Colorado has four national parks – Rocky Mountain, Black Canyon of the Gunnison, Great Sand Dunes, and Mesa Verde. Rocky Mountain is by far the biggest, most popular, and most accessible, at just an hour and a half from Denver. It has over 350 miles of trails, is home to the highest paved road in the country, and has tons of spots for kayaking, cycling, whitewater rafting, horseback riding, and more. Black Canyon of the Gunnison, on the other hand, is one of the least visited national parks in the country. Most visitors drive, camp, and hike along the rim, although experienced backpackers can obtain a wilderness permit to explore the inner canyon. In Great Sand Dunes, you’ll seriously question whether you’re in the U.S. or the Sahara. The main things to do in the park are to climb up the sand dunes and hike, sled, or sandboard back down. Backcountry permits are also available for hiking and camping among the dunes. Mesa Verde exists primarily to protect the 5,000 Pueblo archeological sites in the area, which are among the best-preserved in the country. Scenic drives and hiking trails pass by cliff dwellings and other archeological sites, some of which can be visited on a guided tour, and the park also has its own museum.
8. What are the best breweries in Colorado?
With over 400 breweries, the Colorado beer scene is nearly unmatched. It’s nearly impossible to choose the best breweries in the state, but really, you can’t go wrong. In the Denver area, some of the best options include Denver Beer Co., Bierstadt Lagerhaus, Dry Dock in Aurora, Cannonball Creek in Golden, and 4 Noses in Broomfield. But the rest of the state has just as much craft beer enthusiasm. Broken Compass in Breckinridge, Odd13 in Lafayette, and Ska in Durango are all breweries worth seeking out.
9. What kinds of wildlife does Colorado have?
Colorado is one of the best states for spotting wildlife. Some of the most memorable animals you could see on your trip include bighorn sheep, mountain goats, bison, elk, moose, antelope, and black bears. If you’re lucky, you could spot a bald eagle or wild horses.
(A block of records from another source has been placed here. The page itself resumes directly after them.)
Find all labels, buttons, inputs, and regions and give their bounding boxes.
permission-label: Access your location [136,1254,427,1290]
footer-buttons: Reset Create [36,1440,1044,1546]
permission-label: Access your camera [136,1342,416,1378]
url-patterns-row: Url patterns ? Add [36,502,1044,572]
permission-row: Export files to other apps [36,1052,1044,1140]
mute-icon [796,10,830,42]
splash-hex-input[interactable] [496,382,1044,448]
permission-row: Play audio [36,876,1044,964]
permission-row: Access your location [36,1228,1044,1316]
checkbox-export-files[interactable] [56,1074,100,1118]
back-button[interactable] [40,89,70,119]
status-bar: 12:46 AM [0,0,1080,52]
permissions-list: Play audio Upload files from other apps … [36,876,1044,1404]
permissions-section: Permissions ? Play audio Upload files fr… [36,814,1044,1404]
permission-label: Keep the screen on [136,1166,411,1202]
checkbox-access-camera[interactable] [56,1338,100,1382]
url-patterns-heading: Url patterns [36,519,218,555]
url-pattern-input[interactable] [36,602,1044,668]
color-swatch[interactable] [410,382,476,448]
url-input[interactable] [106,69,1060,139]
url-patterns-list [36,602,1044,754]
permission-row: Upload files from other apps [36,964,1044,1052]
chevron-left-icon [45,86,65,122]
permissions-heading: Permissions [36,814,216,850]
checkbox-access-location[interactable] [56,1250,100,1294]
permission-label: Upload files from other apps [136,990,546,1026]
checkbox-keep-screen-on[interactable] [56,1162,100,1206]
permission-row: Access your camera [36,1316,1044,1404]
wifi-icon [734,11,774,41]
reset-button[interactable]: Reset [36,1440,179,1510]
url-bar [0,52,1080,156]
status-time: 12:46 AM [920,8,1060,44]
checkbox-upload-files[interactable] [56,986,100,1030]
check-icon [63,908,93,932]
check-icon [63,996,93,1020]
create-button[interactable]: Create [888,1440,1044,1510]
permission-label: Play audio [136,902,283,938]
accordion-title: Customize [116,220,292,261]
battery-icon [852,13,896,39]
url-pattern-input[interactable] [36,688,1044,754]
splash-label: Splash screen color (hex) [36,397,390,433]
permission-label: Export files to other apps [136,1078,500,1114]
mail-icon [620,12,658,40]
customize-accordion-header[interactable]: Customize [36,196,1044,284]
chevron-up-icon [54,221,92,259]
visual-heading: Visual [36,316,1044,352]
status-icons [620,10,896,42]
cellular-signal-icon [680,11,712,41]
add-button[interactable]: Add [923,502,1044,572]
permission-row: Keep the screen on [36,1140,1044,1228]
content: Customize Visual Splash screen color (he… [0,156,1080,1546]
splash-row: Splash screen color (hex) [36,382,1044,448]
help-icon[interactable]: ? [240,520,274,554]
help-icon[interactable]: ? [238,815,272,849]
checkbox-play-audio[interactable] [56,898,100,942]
But it’s important to be smart about wildlife viewing. Do not approach any wild animals, and lock up all your food and scented items if you’re camping.
10. How can I save money when visiting Colorado?
Accommodation is one of the biggest expenses on most trips, so take some time to price out different options. Camping part of the time, choosing a vacation rental instead of a hotel, or staying away from the tourist areas will cut down on expenses as well. You can also plan to pick up groceries and prepare some of your own food instead of eating out all the time, which will make a big dent. Prices in most places will be lower in the off-season and consider going to the more touristy places during the week, which will usually be cheaper than the weekends. Colorado ski trips tend to be particularly pricey, but you can save by heading to a less touristy ski area and choosing accommodations away from the hill.